At the same time, it was fun to discover what I could count on consistently from each individual. Joely Fisher brought lifeforce and intelligence; Connie Stevens was always graceful and warm; Nick Court had a sly look and wicked sense of humor; Daphne Zuniga always had pain underneath a tough exterior; Jonathan Slavin’s nervous energy was unerringly sympathetic. Part of my role as director was recognizing and capturing the most interesting qualities that each actor brought to each character. I noticed early on that this cast was often so interesting with their own choices, I didn’t need to provide “direction”; I came to think of it more as providing “energy” and “newness” so that it was fun to do another take, not necessarily trying to achieve something “better”.

A number of considerations were operative in the choice to make so much use of zooms and roving camera. The main idea was that I wanted to create a sense of unease by the suggestion of an omniscient “eye” that is watching the proceedings. The camera is not invisible, it’s in the house, watching these people, creeping around and “considering” their behavior. Another intention is the suggestion of simultaneous action (which is essential in a movie about a party) but more in the notion that we all (the audience) are also having this conversation simultaneously. This debate about technology is ubiquitous, and it was an interesting experiment to suggest the experience of the “real world” using these camera moves. A third intention was to keep the space feeling dynamic and constantly changing so that the audience never sees the same space in the same way.
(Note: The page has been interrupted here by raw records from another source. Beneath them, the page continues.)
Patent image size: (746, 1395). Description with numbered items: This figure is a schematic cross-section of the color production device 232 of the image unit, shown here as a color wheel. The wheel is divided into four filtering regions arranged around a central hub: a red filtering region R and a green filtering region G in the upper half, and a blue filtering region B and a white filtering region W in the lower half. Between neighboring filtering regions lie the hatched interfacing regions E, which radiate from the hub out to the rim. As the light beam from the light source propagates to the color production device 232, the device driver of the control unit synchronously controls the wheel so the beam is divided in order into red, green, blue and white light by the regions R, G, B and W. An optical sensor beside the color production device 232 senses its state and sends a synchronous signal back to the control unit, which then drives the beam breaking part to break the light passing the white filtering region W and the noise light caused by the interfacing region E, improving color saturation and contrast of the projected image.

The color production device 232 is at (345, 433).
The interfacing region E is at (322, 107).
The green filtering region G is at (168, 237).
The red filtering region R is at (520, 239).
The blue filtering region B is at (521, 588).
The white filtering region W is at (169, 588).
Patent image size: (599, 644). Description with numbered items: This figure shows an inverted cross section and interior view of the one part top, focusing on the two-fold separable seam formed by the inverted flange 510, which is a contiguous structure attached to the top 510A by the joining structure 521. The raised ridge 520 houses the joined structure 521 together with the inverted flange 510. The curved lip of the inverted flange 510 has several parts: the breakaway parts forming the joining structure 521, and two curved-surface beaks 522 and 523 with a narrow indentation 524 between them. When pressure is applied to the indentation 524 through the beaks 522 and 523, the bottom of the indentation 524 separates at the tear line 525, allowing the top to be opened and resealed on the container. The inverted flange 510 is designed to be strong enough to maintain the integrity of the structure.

A note on my collaborators. Like most filmmakers, I could write pages upon pages about each member of my key crew. Kerry Barden and Adam Richards assembled the incredible cast with taste and sensitivity and intelligence. Christopher Gosch is an inventive and gifted DP who was a joy to be around at every moment and whose spirit and creativity are in every frame of the movie. My often collaborator Chris Munch is a genius who generously takes time from his own projects to cobble together my movies. Another frequent collaborator is Ryan Beveridge, whose score for this movie is inspired and essential. John Baumgartner kept cool during a heat wave in Woodland Hills, a difficult homeowner, and so many other minor catastrophes – I’ll forever be grateful. Leah Mann filled the house with Thanksgiving and tailored each room (and phone) to each character with sensitivity. Kristen Anacker, who has designed costumes for all my films, perfectly captured the California casual Thanksgiving spirit as interpreted by each character.